Anticipating an employee-caused data breach can be incredibly difficult. However, there are several areas in which agencies can improve:
Assess the risk. Discovering and prioritizing possible vulnerabilities in the storage and transferring of sensitive data is a critical first step. To start, ask four questions about your agency:
-- How do your employees typically send and receive confidential files?
-- What's your agency's common practice for accessing mobile information?
-- If the agency has experienced previous incidents, what were the causes?
-- Do you have well-documented policies in place that teach staff which file transfer methods are okay, and which are risky?
Regularly review regulatory compliance requirements. The Federal Information Security Management Act (FISMA) requires agency officials to audit data security initiatives and report results annually. However, at the rate that technology evolves, IT should regularly determine the status of agency compliance, particularly if employees' routine actions meet regulatory requirements.
Secure and manage data in motion. Data that is being transferred from one source to another has a particularly high risk of being lost, stolen, or otherwise compromised -- especially in the case of internal breaches and the potential for human error. IT must implement systems that can effectively secure and manage data in motion. Transparency is also important. You need visibility into what was sent, how it was sent, to whom it was sent, and who accessed it.
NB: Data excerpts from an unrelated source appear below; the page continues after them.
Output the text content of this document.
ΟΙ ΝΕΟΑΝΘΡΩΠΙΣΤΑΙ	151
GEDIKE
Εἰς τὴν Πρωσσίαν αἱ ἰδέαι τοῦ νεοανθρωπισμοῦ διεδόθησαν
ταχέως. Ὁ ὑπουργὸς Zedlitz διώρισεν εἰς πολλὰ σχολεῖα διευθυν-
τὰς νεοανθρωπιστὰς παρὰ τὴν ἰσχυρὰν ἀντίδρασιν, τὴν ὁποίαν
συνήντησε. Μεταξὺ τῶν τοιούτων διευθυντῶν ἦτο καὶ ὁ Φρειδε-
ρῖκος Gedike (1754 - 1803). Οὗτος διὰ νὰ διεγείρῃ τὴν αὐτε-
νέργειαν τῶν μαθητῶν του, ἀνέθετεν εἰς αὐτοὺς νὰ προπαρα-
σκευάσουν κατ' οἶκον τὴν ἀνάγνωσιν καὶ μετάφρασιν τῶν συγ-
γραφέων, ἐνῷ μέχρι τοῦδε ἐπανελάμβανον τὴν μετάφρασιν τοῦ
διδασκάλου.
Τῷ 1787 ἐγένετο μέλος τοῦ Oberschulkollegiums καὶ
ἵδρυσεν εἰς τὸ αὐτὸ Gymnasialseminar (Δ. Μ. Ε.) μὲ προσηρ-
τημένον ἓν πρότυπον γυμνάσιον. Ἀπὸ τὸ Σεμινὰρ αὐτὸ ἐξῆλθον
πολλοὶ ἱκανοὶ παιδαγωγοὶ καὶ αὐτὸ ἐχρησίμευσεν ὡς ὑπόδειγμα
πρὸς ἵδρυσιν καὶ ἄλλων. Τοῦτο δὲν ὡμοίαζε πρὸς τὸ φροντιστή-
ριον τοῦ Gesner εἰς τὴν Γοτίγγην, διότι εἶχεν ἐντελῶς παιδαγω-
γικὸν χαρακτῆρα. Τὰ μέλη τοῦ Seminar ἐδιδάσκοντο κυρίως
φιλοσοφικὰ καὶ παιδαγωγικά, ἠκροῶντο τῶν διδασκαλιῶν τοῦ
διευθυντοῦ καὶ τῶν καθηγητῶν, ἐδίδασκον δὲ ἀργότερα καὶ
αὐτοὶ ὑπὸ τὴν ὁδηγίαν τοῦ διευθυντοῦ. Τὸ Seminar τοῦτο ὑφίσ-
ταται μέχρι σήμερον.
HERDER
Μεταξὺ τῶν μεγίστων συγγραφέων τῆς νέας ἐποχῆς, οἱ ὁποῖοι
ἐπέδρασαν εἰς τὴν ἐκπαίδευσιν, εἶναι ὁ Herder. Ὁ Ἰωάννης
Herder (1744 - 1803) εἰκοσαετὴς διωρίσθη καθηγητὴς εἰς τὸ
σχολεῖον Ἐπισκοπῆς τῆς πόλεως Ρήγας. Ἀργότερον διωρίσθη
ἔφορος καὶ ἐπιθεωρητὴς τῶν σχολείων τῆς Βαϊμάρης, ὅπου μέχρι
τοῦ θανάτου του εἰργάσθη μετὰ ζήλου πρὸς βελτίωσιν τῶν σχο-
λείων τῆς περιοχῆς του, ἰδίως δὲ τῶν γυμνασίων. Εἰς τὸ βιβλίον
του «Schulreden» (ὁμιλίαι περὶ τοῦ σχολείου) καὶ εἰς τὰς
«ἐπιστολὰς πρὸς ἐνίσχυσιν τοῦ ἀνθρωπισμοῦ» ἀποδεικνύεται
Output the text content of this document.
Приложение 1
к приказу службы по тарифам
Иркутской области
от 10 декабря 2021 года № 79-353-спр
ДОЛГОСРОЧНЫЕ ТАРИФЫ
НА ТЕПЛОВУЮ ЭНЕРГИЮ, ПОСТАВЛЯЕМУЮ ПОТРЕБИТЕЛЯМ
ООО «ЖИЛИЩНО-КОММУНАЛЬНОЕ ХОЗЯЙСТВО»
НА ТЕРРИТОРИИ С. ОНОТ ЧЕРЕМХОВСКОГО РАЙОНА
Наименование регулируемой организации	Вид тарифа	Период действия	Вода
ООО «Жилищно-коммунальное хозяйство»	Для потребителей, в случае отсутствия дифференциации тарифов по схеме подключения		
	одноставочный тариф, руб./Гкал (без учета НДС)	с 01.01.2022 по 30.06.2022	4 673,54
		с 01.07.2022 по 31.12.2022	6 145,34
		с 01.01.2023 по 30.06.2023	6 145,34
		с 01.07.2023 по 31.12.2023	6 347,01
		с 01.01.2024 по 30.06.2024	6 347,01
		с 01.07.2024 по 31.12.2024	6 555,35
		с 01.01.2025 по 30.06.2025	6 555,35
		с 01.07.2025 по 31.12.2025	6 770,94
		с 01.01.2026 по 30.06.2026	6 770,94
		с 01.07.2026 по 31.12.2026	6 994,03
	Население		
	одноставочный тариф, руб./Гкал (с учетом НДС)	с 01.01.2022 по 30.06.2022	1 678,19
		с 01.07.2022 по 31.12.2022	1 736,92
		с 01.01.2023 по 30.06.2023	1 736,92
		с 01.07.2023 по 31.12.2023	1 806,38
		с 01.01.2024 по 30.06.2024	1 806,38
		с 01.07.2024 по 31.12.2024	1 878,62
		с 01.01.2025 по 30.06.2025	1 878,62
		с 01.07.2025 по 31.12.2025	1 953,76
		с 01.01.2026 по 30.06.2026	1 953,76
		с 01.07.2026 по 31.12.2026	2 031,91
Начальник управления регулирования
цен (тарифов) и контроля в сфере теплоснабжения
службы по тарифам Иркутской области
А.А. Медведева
Educate agency employees. Inside jobs with malicious intent do occur, but in reality many incidents are the result of accidents. Mitigate the risk at the source by educating agency employees on compliance issues and poor data-handling practices, such as third-party storage, insecure email and unapproved devices.
Tightening the security perimeter will always be a top priority for federal IT professionals. But as agencies invest to keep the bad guys out, it's equally important to consider the people who are already in.